Ülkeyi baştan başa saran bu ciddi krizin içinde gözler önüne serilen bir gerçek var: Otuz senedir iktidarı kimseyle paylaşmayan generaller, onu kaybetmemek için ellerinden geleni ardlarına koymayacaklarını ispat ettiler. Bunun bir örneği, Fransız konsolosluğunda çalışan bir kişinin Cezayir şehrinde öldürülmesidir. Bu cinayeti dikta rejiminin işlediği çok açıktır ama suçu muhalefetin üzerine atmaktadır. Bu da baskıcı, gayri meşru ve diktatörce sergilenen bir tavrın basit bir örneğidir.

Bu tahlillerin ışığında bir soruyu gündeme getirmek istiyoruz: Bir insan olarak, özellikle de bir Cezayirli olarak bütün bu yaşananlara seyirci kalabilir miyiz?

Cevap, tabii ki hayır. Kamuoyunun bu inanılmaz suskunluğu sebebiyledir ki Fransa'da yaşayan Cezayirliler durumun bilincinde olarak FAF'a katılmayı ve olaylar süresince Cezayirliler'in maruz kaldıkları adaletsizlikleri, maddi ve manevi çektikleri acıyı kamuoyuna bildirmeyi görev edindiler.

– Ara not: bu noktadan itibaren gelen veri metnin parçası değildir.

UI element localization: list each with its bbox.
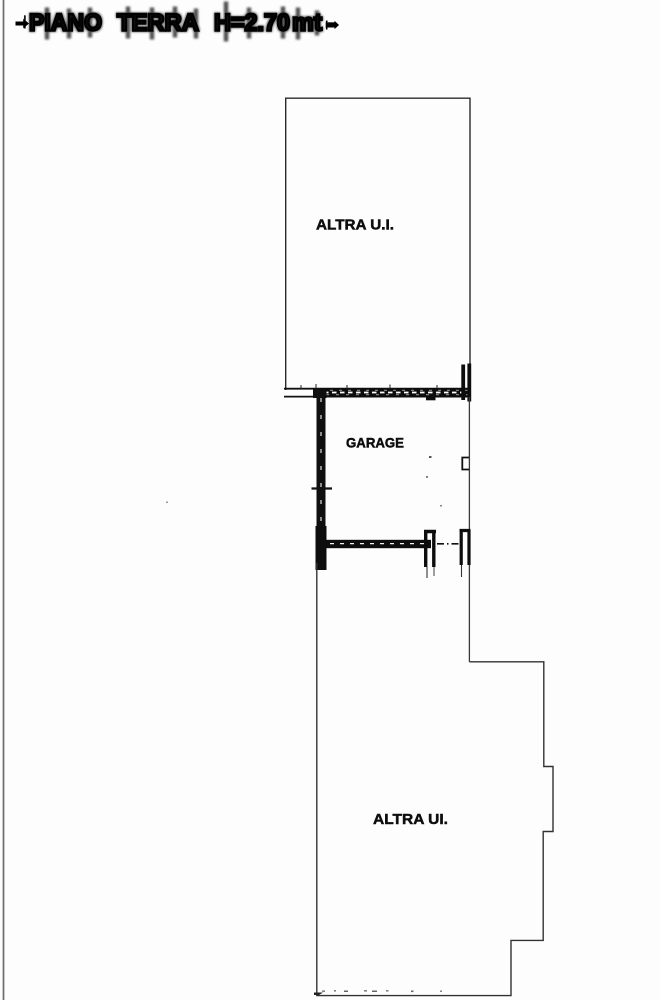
svg-text:PIANO: PIANO: [29, 10, 102, 37]
svg-text:H=2.70: H=2.70: [214, 10, 290, 37]
svg-text:GARAGE: GARAGE: [346, 435, 404, 451]
svg-text:ALTRA U.I.: ALTRA U.I.: [316, 217, 394, 234]
svg-text:TERRA: TERRA: [117, 10, 199, 37]
svg-text:mt: mt: [292, 10, 322, 37]
svg-text:ALTRA UI.: ALTRA UI.: [373, 811, 448, 828]
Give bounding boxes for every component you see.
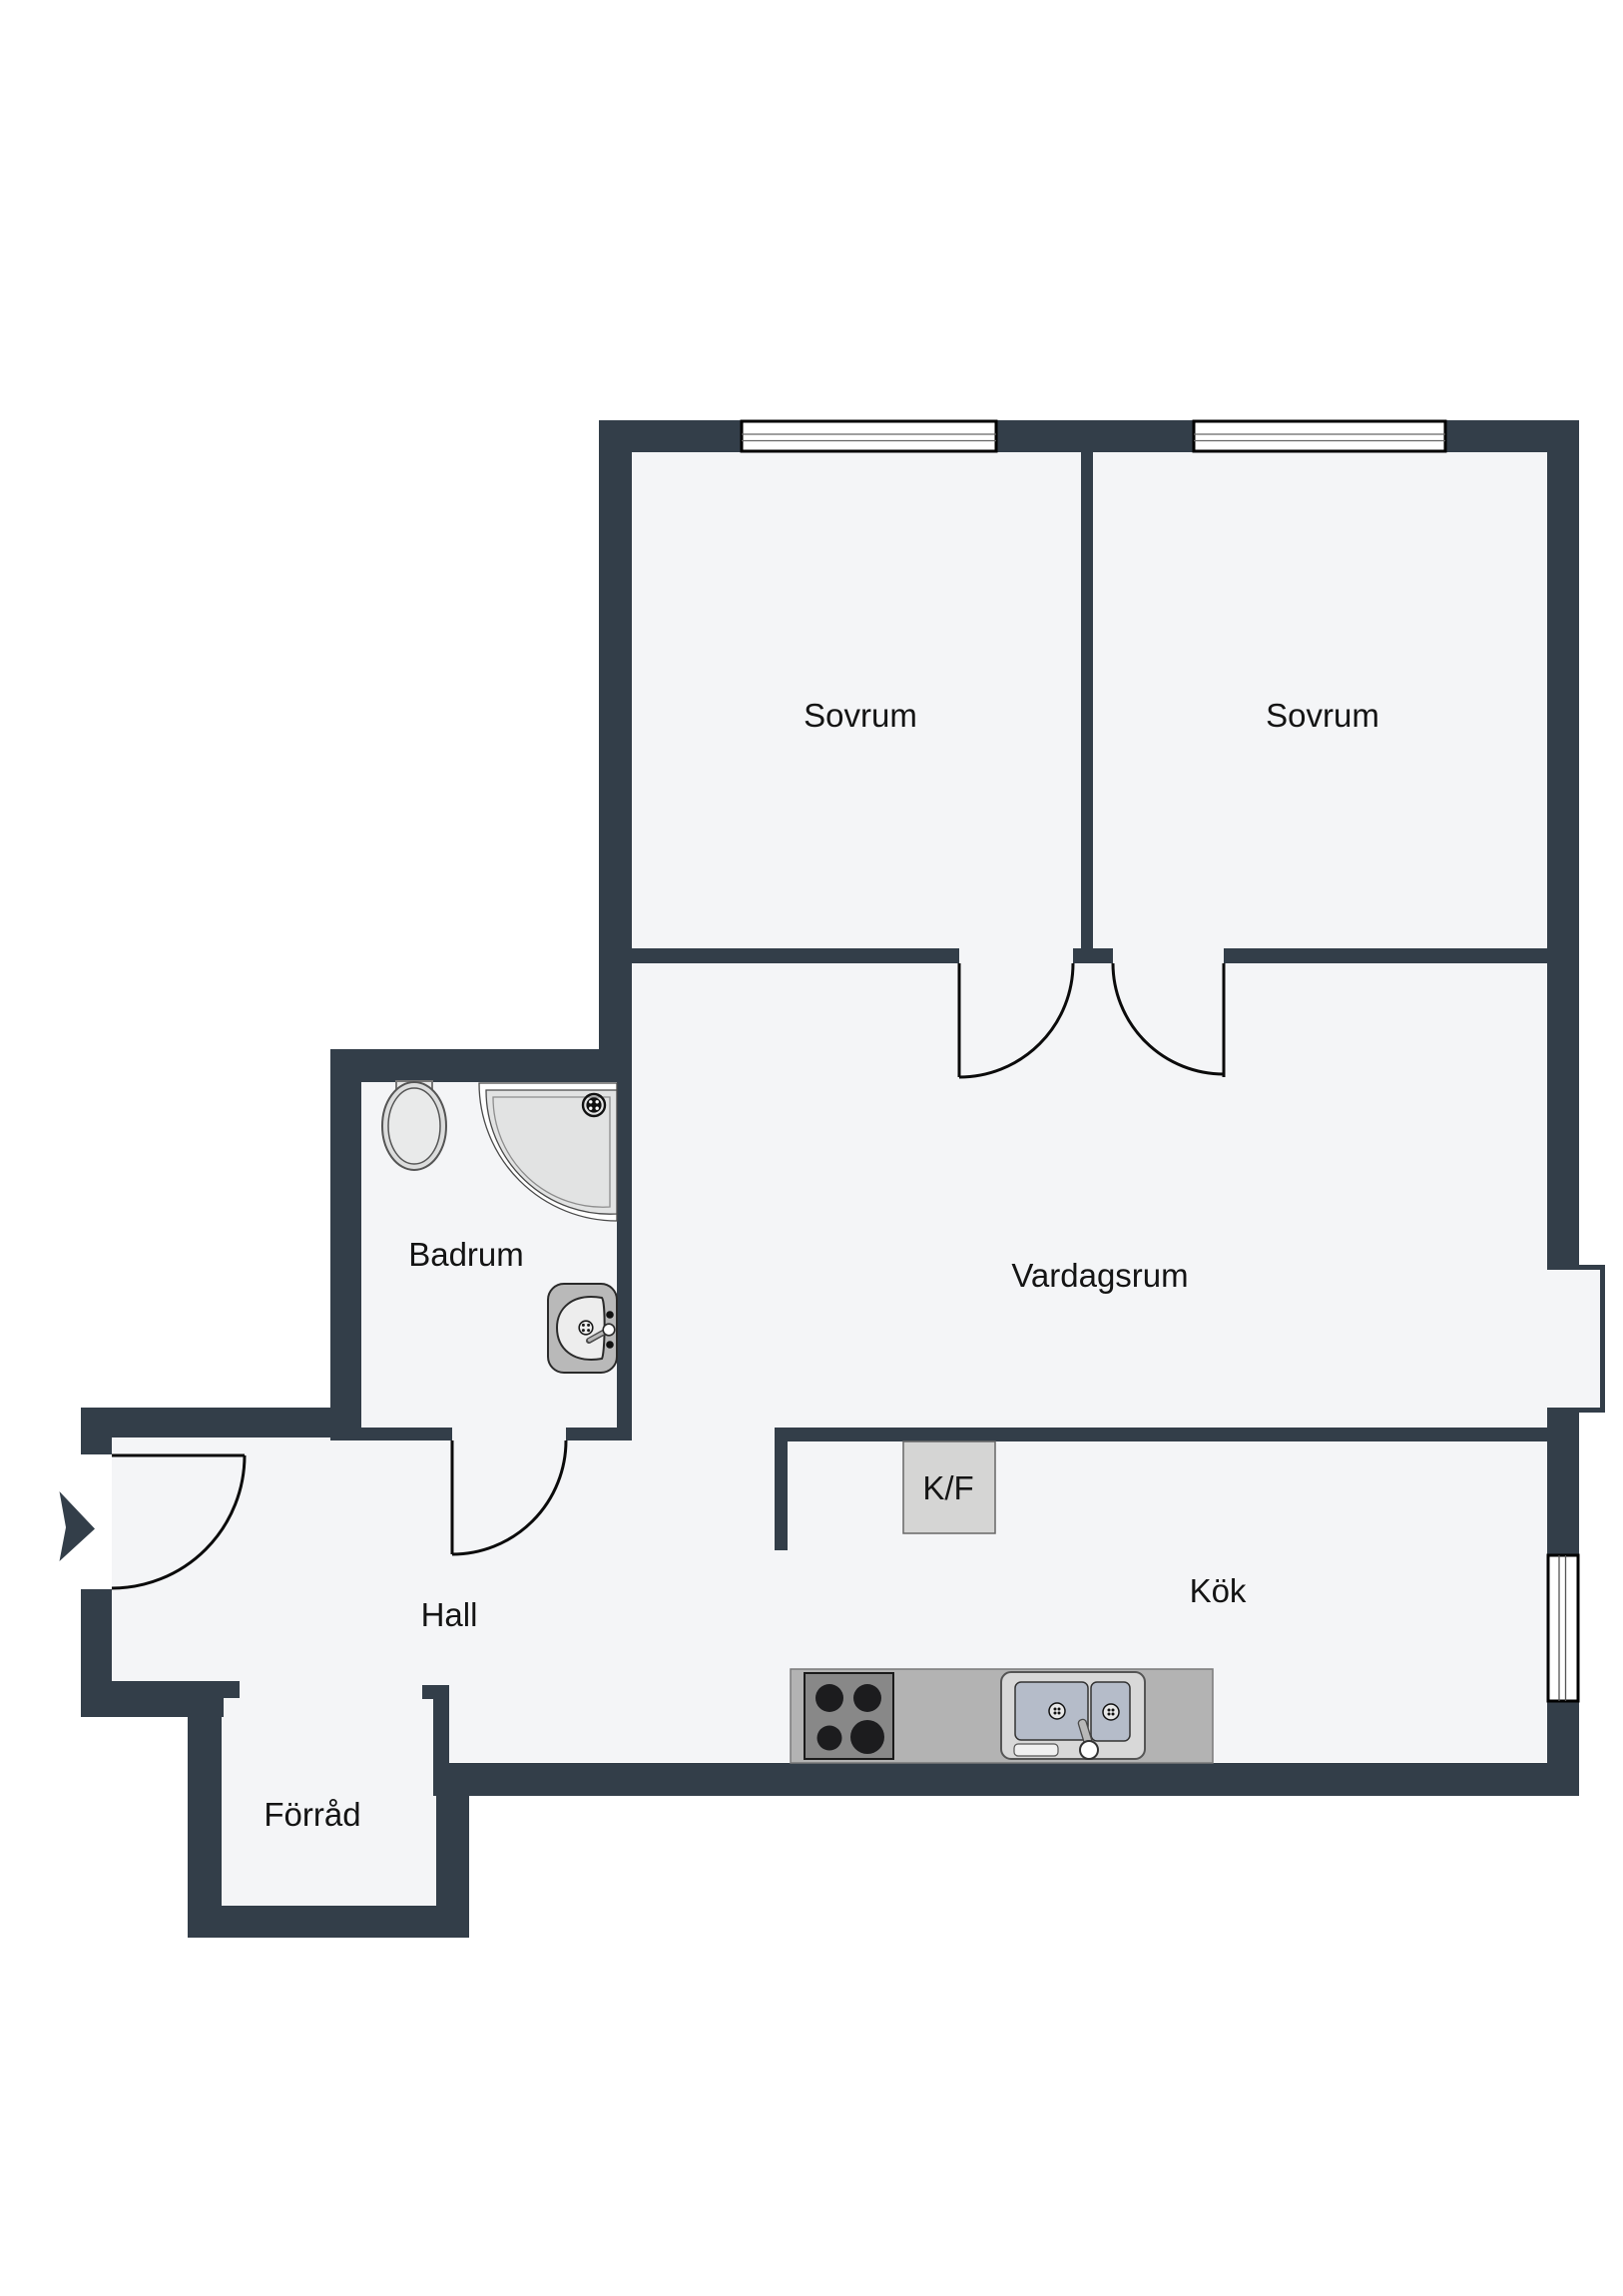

Cezayir halkının hakkının geri verilmesi ve olayların son bulması için FAF, insan hakları örgütlerini, Fransız kamuoyunu ve Fransa'daki müslümanları bilinçlendirmek için olayları rapor etmeyi bir görev addetmiştir.

Faaliyetlerimiz her zaman iletişim mekanizması çerçevesinde olmuştur.

Ama siyasi taraflı medyanın amansız taarruzuna mağlup olup karşıt kampanyanın kurbanı olduk.

Bugün FAF Başkanı ve birçok sempatizanı, hiç bir kanunu çiğnemedikleri, hiç bir suç unsuru olabilecek yazılar yazmadıkları halde sürekli tutuklanmaktadırlar.

Bu durumun -hiç bir sebep göstermeden- kendisini hukuk devleti ilan etmiş olan bir ülkenin sınırları içinde gerçekleşmesi endişe vericidir.

Bu yüzden Fransız makamlarının bu insanların haklarına saygı göstermelerini bekliyor, haklarındaki kararlan temyiz ederek özgürlüklerinin iadesini talep ediyoruz.

Ayrıca, tüm insan hakları kuruluşlarından ve duyarlı insanlardan tutuklama kararlarını protestoya davet ediyoruz.